User A updates their profile photo. Three seconds later, User A reloads the page and sees their old photo. Ten seconds later, User B sees the old photo. Which consistency guarantee does this scenario violate, and which does it not?
AIt violates linearizability but not read-after-write consistency, because linearizability covers all clients
BIt violates eventual consistency, because the system has not yet converged after a sufficient delay
CIt violates read-after-write consistency (User A saw stale data on their own subsequent read) but not necessarily linearizability (which requires global ordering of all operations)
DIt violates monotonic read consistency because User B saw a value different from what User A saw
Read-after-write consistency is scoped to the writer's own session: after you write, your own reads must see the write. User A's experience (writer not seeing their own update) is a direct RaW violation. User B seeing the old photo is expected under eventual consistency — other clients may see stale data until replication catches up. Linearizability would require all clients to see the write immediately, but RaW makes no such promise about other clients.
Question 2 Multiple Choice
Why is read-after-write consistency dramatically cheaper to implement than linearizability in a replicated database?

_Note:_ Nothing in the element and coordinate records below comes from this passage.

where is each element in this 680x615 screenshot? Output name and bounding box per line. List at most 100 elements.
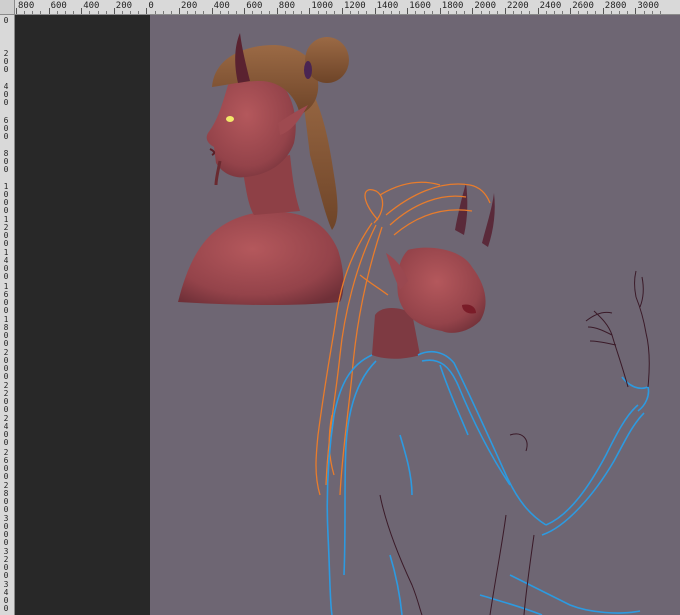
ruler-tick bbox=[602, 8, 604, 14]
ruler-label: 600 bbox=[50, 1, 67, 11]
artwork bbox=[178, 33, 650, 615]
ruler-minor-tick bbox=[325, 11, 327, 14]
ruler-minor-tick bbox=[594, 11, 596, 14]
ruler-minor-tick bbox=[619, 11, 621, 14]
ruler-minor-tick bbox=[284, 11, 286, 14]
ruler-label: 400 bbox=[83, 1, 100, 11]
ruler-label: 2600 bbox=[572, 1, 594, 11]
ruler-minor-tick bbox=[333, 11, 335, 14]
ruler-minor-tick bbox=[162, 11, 164, 14]
ruler-minor-tick bbox=[578, 11, 580, 14]
sketch-blue-body bbox=[326, 350, 650, 615]
ruler-tick bbox=[407, 8, 409, 14]
ruler-minor-tick bbox=[105, 11, 107, 14]
ruler-minor-tick bbox=[138, 11, 140, 14]
ruler-minor-tick bbox=[56, 11, 58, 14]
ruler-label: 200 bbox=[181, 1, 198, 11]
ruler-minor-tick bbox=[423, 11, 425, 14]
ruler-origin-corner[interactable] bbox=[0, 0, 15, 15]
ruler-minor-tick bbox=[382, 11, 384, 14]
ruler-label: 1400 bbox=[376, 1, 399, 11]
ruler-minor-tick bbox=[456, 11, 458, 14]
ruler-minor-tick bbox=[195, 11, 197, 14]
ruler-tick bbox=[505, 8, 506, 14]
ruler-label: 2400 bbox=[539, 1, 562, 11]
ruler-minor-tick bbox=[390, 11, 392, 14]
ruler-label: 2 6 0 0 bbox=[3, 447, 9, 481]
horizontal-ruler[interactable]: 800 600 400 200 0 200 400 600 800 1000 1200 1400 160… bbox=[0, 0, 680, 15]
ruler-tick bbox=[113, 8, 115, 14]
ruler-label: 200 bbox=[115, 1, 133, 11]
ruler-minor-tick bbox=[521, 11, 523, 14]
ruler-label: 4 0 0 bbox=[3, 82, 9, 108]
ruler-tick bbox=[537, 8, 539, 14]
pasteboard-area bbox=[15, 15, 150, 615]
ruler-label: 1 2 0 0 bbox=[3, 215, 9, 249]
ruler-label: 600 bbox=[246, 1, 263, 11]
ruler-minor-tick bbox=[203, 11, 205, 14]
ruler-label: 1 0 0 0 bbox=[3, 182, 9, 215]
portrait-glowing-eye bbox=[226, 116, 234, 122]
ruler-label: 3000 bbox=[637, 1, 660, 11]
ruler-minor-tick bbox=[301, 11, 303, 14]
ruler-label: 1600 bbox=[409, 1, 431, 11]
portrait-lips bbox=[209, 148, 216, 156]
ruler-minor-tick bbox=[513, 11, 515, 14]
ruler-tick bbox=[439, 8, 441, 14]
ruler-label: 1 4 0 0 bbox=[3, 248, 9, 282]
portrait-hair-tie bbox=[304, 61, 312, 79]
ruler-label: 2000 bbox=[474, 1, 497, 11]
ruler-minor-tick bbox=[480, 11, 482, 14]
ruler-minor-tick bbox=[358, 11, 360, 14]
ruler-minor-tick bbox=[643, 11, 645, 14]
ruler-label: 1000 bbox=[311, 1, 334, 11]
vertical-ruler[interactable]: 0 2 0 0 4 0 0 6 0 0 8 0 0 1 0 0 01 2 0 01 4 0… bbox=[0, 15, 15, 615]
ruler-label: 2 8 0 0 bbox=[3, 480, 9, 514]
ruler-tick bbox=[179, 8, 180, 14]
ruler-tick bbox=[635, 8, 637, 14]
ruler-minor-tick bbox=[651, 11, 653, 14]
ruler-minor-tick bbox=[553, 11, 555, 14]
ruler-label: 3 4 0 0 bbox=[3, 580, 9, 614]
ruler-label: 0 bbox=[3, 16, 9, 25]
ruler-minor-tick bbox=[562, 11, 564, 14]
ruler-label: 8 0 0 bbox=[3, 148, 9, 174]
ruler-tick bbox=[211, 8, 213, 14]
ruler-tick bbox=[81, 8, 83, 14]
ruler-label: 2 0 0 0 bbox=[3, 348, 9, 381]
ruler-minor-tick bbox=[170, 11, 172, 14]
ruler-minor-tick bbox=[415, 11, 417, 14]
ruler-minor-tick bbox=[317, 11, 319, 14]
ruler-minor-tick bbox=[431, 11, 433, 14]
ruler-minor-tick bbox=[236, 11, 238, 14]
ruler-minor-tick bbox=[64, 11, 66, 14]
ruler-minor-tick bbox=[32, 11, 34, 14]
figure-horn-right bbox=[482, 193, 495, 247]
ruler-minor-tick bbox=[545, 11, 547, 14]
ruler-tick bbox=[472, 8, 474, 14]
painted-demon-portrait bbox=[178, 33, 349, 306]
ruler-minor-tick bbox=[399, 11, 401, 14]
ruler-minor-tick bbox=[610, 11, 612, 14]
ruler-tick bbox=[146, 8, 148, 14]
ruler-minor-tick bbox=[366, 11, 368, 14]
ruler-minor-tick bbox=[252, 11, 254, 14]
ruler-label: 2 4 0 0 bbox=[3, 414, 9, 448]
ruler-tick bbox=[570, 8, 572, 14]
ruler-label: 6 0 0 bbox=[3, 115, 9, 141]
ruler-label: 1800 bbox=[441, 1, 464, 11]
portrait-jaw-shadow bbox=[214, 160, 222, 186]
ruler-tick bbox=[342, 8, 343, 14]
portrait-shoulders bbox=[178, 211, 344, 306]
ruler-label: 1 6 0 0 bbox=[3, 281, 9, 315]
portrait-hair-bun bbox=[305, 37, 349, 83]
ruler-minor-tick bbox=[154, 11, 156, 14]
ruler-minor-tick bbox=[89, 11, 91, 14]
ruler-minor-tick bbox=[496, 11, 498, 14]
ruler-minor-tick bbox=[293, 11, 295, 14]
ruler-minor-tick bbox=[447, 11, 449, 14]
ruler-label: 1 8 0 0 bbox=[3, 314, 9, 348]
ruler-minor-tick bbox=[73, 11, 75, 14]
ruler-minor-tick bbox=[219, 11, 221, 14]
ruler-label: 1200 bbox=[344, 1, 366, 11]
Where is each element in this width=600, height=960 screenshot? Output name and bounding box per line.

ARaW uses fewer replicas for fault tolerance, reducing the infrastructure cost
BRaW does not require any coordination between nodes, since each client handles its own reads independently
CRaW only requires coordination within a single client's session — routing that client's reads to an up-to-date node — while linearizability requires global ordering of every operation across all clients
DRaW applies only to read operations, so writes proceed without any consistency overhead
Linearizability requires every operation to take effect at a single globally-agreed moment, which demands coordination across all replicas on every read and write. This is expensive in latency and reduces availability. RaW consistency only requires that one client's reads see that client's own writes — a much narrower coordination scope. A simple implementation (route the client to the primary for a short window, or require replicas to have a minimum version before serving reads) achieves this without cross-client synchronization.
Question 3 True / False
Read-after-write consistency guarantees that after you write a value, most clients reading the system will immediately see your write.
TTrue
FFalse
Answer: False
RaW consistency — also called session consistency — only guarantees that *you*, the writer, will see your own subsequent reads reflect the write. Other clients may still see stale data until replication propagates the update. This is what distinguishes RaW from linearizability (which requires all clients to see the write as if it happened atomically at a single point) and even from causal consistency (which propagates visibility to clients that have seen a causally related event).
Question 4 True / False
One correct implementation of read-after-write consistency involves the client tracking the version of its last write and requiring any replica serving its reads to have at least that version before responding.
TTrue
FFalse
Answer: True
Version-based routing is a clean implementation of RaW. The client receives a version token (logical timestamp, LSN, or similar) after each write. On subsequent reads, the client passes this token, and the system either routes the request to a replica that has applied at least that version, or makes the replica wait until it catches up. This ensures the writer always sees their own writes without pinning the client permanently to the primary, allowing reads to return to replicas once replication has propagated.
Question 5 Short Answer
Explain why read-after-write consistency captures the most important user expectation in replicated systems while being much cheaper than strong consistency (linearizability).
Think about your answer, then reveal below.
Model answer: The most jarring anomaly in replicated systems is when a user's own action appears not to have worked — they update something and then see the old value, suggesting their write was lost. RaW eliminates this specific class of surprise by guaranteeing the writer sees their own writes. Other anomalies (another user seeing stale data, or observing writes in a different order) are less immediately confusing and acceptable under eventual consistency. Linearizability eliminates all anomalies but requires global coordination on every operation; RaW eliminates only the most user-visible one with much cheaper session-scoped coordination.
This tradeoff explains why RaW is the default or common option in systems like DynamoDB and MongoDB. Users reliably distinguish 'my change isn't showing up' (RaW violation) from 'someone else's change isn't showing up yet' (acceptable eventual consistency lag). By targeting the former specifically, RaW provides a practical consistency level that matches user mental models without paying the full price of global strong consistency.